Most Muslims feel part of Australian society a new Griffith University study has found.
Published in the latest issue of the Journal of Sociology, the study challenges popular assumptions that Muslims are opposed to integration and reject Western values, says lead researcher Dr Halim Rane (pictured).
“We surveyed 428 Muslims in Queensland to identify their opinions and attitudes on key social and public policy issues,” he said
“Almost half of the respondents (49 per cent) identified themselves as a Muslim first and then an Australian, but 29 per cent identified themselves as an Australian and Muslim equally.
“While these findings are encouraging, there is an indication that limitations to feelings of ‘Australianness’ among Muslims may be due to perceptions of exclusion and being part of an ‘out-group’ rather than an unwillingness to integrate.”
The study found 71 per cent believed that Muslims should integrate by learning English, while 13 per cent said that Muslims should be completely integrated into Australian society.
“Only 14 per cent felt they should integrate by learning English but retain all parts of their identity and mix with their own community as much as possible, and only one per cent believed that Muslims should not integrate at all,” Dr Rane said.
On issues of democracy and gender equality, 74 per cent believed that Islam was compatible with democracy, while 14 per cent disagreed and 12 per cent believed most aspects of Islam were not compatible with democracy. Eighty-nine per cent of respondents believed in gender equality.
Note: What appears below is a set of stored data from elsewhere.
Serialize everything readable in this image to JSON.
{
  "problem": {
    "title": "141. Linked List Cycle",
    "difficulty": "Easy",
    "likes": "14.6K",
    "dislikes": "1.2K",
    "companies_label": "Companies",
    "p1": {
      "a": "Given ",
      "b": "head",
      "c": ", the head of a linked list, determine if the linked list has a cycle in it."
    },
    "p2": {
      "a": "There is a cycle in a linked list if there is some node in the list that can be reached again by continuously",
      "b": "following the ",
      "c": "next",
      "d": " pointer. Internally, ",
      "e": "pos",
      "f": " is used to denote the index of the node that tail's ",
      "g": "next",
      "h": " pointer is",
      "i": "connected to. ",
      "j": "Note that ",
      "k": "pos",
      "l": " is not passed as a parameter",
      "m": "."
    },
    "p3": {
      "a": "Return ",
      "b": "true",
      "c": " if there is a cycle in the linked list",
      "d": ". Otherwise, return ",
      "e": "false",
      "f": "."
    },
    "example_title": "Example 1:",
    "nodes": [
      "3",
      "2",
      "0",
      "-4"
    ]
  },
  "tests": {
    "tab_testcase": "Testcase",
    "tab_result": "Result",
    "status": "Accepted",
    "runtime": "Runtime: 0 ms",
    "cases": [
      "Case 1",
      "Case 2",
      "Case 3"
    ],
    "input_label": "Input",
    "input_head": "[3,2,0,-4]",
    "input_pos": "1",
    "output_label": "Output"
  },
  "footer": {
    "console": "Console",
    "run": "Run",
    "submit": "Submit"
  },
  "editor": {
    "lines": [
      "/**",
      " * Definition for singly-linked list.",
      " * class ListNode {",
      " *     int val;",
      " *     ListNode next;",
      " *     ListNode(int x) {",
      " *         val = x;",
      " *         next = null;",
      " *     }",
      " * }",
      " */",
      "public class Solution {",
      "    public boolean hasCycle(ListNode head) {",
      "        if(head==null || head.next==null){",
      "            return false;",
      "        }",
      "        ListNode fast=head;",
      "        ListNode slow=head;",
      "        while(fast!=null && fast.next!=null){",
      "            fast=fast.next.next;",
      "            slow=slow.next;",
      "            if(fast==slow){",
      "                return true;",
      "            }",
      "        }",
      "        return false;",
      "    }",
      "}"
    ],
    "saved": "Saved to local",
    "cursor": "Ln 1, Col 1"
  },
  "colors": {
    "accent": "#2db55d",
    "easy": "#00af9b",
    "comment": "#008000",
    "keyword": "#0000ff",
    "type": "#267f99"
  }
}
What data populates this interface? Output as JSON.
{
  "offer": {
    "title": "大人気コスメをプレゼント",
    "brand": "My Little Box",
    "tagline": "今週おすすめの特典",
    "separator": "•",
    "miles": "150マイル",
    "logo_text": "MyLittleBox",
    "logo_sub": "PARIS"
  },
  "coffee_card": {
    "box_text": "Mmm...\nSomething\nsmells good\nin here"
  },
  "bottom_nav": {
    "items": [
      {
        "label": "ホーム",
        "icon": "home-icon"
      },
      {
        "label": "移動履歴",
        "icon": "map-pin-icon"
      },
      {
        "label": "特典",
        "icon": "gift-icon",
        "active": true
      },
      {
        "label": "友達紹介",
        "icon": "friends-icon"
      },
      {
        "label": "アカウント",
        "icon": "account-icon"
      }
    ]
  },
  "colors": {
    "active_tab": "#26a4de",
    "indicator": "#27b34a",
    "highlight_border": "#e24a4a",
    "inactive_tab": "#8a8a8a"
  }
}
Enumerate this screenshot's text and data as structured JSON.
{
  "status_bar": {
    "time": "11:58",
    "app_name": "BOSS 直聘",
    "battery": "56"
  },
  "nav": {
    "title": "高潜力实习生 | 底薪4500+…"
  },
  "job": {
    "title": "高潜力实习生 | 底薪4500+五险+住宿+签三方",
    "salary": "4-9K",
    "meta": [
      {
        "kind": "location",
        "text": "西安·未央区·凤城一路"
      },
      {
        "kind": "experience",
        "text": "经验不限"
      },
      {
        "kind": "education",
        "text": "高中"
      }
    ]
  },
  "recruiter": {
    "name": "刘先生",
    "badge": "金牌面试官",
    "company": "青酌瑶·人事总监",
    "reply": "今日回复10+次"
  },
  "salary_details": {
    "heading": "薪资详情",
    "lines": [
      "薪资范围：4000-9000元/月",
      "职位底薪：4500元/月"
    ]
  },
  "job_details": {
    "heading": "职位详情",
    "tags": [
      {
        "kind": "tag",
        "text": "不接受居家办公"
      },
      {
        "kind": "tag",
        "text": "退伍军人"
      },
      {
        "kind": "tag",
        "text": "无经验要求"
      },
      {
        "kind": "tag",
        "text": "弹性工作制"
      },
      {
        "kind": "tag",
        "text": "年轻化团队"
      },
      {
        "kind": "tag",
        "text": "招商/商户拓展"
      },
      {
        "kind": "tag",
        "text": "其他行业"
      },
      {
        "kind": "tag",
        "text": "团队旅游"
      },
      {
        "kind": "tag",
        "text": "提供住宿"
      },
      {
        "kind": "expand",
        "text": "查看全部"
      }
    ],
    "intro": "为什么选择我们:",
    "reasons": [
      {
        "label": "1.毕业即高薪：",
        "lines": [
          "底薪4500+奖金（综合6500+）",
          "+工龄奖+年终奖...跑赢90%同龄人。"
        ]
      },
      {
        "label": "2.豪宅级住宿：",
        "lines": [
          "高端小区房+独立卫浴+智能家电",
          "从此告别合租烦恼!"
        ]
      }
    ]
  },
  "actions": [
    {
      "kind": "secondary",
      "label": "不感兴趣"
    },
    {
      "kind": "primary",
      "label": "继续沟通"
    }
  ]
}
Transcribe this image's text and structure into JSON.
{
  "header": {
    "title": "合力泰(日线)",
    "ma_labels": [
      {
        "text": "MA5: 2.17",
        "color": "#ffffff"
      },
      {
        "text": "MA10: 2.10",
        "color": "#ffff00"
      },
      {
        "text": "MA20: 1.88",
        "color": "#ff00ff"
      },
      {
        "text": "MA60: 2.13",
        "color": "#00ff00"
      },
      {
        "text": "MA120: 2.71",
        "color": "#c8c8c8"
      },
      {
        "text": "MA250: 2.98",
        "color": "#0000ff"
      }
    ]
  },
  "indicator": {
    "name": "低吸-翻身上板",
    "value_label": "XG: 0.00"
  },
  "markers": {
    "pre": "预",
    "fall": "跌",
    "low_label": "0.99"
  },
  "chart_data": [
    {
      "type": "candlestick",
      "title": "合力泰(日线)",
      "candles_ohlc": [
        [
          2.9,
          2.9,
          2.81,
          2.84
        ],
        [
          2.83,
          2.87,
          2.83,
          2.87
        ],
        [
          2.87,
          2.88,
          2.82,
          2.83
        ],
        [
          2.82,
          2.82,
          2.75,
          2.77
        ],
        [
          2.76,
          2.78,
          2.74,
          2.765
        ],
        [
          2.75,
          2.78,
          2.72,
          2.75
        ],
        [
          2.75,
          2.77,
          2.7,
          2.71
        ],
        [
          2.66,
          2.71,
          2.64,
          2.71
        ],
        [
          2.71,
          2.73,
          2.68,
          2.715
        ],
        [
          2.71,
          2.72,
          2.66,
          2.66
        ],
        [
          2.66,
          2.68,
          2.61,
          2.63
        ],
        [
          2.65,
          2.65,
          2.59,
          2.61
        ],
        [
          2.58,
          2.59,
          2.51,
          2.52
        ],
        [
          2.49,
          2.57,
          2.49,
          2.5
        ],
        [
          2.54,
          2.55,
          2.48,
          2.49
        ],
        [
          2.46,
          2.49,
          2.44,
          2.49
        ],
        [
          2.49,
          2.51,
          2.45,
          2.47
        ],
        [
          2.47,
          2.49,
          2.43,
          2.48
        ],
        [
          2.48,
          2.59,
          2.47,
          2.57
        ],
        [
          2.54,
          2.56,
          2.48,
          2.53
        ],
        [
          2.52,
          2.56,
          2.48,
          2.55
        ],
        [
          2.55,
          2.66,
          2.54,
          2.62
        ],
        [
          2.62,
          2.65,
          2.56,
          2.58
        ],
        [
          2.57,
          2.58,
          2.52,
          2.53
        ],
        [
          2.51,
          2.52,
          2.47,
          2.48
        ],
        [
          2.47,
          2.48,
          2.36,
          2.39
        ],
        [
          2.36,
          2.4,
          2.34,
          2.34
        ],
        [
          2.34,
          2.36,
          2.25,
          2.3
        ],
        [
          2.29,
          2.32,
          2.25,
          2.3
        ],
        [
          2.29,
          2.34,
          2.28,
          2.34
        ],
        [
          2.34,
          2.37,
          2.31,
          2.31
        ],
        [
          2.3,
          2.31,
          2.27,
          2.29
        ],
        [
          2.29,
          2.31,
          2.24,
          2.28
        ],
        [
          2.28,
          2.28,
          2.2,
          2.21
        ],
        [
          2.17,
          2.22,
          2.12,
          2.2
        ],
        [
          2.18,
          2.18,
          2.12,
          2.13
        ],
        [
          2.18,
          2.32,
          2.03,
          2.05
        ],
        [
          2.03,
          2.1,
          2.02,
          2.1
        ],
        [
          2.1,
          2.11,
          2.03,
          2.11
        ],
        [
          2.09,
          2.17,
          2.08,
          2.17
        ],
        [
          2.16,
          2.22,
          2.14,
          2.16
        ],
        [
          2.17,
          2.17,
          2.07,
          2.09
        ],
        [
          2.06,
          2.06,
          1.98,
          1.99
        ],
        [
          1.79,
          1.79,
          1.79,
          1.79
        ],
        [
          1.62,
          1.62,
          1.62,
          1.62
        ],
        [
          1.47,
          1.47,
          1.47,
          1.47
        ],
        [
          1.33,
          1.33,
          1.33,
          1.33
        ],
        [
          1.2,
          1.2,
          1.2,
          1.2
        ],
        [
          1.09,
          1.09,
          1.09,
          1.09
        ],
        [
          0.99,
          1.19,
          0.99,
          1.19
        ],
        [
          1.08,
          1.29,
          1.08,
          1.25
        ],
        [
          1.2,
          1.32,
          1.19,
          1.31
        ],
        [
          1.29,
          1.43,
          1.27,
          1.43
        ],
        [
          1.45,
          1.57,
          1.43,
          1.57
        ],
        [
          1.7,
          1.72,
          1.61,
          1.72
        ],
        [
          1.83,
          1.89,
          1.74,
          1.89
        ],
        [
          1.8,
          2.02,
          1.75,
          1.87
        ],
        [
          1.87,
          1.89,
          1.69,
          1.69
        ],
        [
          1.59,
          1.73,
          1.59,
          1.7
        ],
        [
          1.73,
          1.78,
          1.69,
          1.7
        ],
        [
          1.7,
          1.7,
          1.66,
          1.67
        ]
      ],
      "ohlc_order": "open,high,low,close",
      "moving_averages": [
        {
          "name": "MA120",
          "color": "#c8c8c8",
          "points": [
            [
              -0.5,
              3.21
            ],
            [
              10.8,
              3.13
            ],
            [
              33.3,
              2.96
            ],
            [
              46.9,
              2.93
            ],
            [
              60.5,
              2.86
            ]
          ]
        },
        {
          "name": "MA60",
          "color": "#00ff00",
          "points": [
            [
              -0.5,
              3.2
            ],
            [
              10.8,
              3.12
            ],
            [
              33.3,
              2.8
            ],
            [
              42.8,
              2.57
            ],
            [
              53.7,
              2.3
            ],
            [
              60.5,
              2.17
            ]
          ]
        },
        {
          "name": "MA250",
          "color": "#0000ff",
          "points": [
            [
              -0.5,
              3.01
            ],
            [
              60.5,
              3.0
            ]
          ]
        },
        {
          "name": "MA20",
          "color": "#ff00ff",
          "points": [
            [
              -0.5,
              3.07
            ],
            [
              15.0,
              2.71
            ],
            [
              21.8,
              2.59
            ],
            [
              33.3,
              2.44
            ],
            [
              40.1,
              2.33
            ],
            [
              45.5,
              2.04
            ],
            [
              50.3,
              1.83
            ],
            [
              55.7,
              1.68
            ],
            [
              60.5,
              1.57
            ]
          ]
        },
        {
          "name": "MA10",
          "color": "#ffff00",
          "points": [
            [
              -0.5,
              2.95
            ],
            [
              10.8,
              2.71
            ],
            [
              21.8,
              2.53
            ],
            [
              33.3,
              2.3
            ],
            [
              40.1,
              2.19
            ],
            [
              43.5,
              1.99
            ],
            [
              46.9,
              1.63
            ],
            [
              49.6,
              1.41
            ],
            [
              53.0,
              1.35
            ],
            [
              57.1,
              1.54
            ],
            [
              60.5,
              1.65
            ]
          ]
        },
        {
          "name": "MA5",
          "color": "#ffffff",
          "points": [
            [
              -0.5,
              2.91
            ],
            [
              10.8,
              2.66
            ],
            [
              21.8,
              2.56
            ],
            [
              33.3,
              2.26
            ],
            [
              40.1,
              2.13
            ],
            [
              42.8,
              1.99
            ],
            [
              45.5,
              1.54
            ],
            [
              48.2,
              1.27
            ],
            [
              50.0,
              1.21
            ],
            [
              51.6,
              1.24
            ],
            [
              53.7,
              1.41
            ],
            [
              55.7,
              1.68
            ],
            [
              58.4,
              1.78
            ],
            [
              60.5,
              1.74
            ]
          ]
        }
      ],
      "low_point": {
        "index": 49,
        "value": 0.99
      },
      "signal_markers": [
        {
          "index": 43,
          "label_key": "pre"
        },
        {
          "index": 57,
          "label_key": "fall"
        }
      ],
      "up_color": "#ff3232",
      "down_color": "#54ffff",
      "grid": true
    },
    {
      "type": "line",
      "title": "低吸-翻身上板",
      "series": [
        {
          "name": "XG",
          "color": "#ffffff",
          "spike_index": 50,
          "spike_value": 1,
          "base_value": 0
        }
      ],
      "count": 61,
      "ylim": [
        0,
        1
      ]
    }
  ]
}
“Contrary to popular misconceptions that associate misogyny with Islam, we found that among those who stated they had a ‘very strong’ or ‘strong’ commitment to Islam, 94 per cent and 89 per cent agreed that Islam supports gender equality,” Dr Rane said.
“While this is promising, more research is needed to determine Muslims’ understanding of gender equality.”
Participants were also asked how they would respond if they knew of a Muslim planning a terrorist attack in Australia.
“Indicative of the Muslim community’s almost complete rejection of terrorism, 97 per cent expressed opposition by stating they would either ‘advise the person against committing the act’ (17 per cent), ‘report the person to a leader of the Muslim community’ (24 per cent), or ‘report the person to the police’ (56 per cent).
“An overwhelming majority of 90 per cent of respondents agreed with the statement that ‘the targeting of innocent civilians is never allowed in Islam’.”
The research was conducted by researchers at the Griffith Islamic Research Unit in 2010.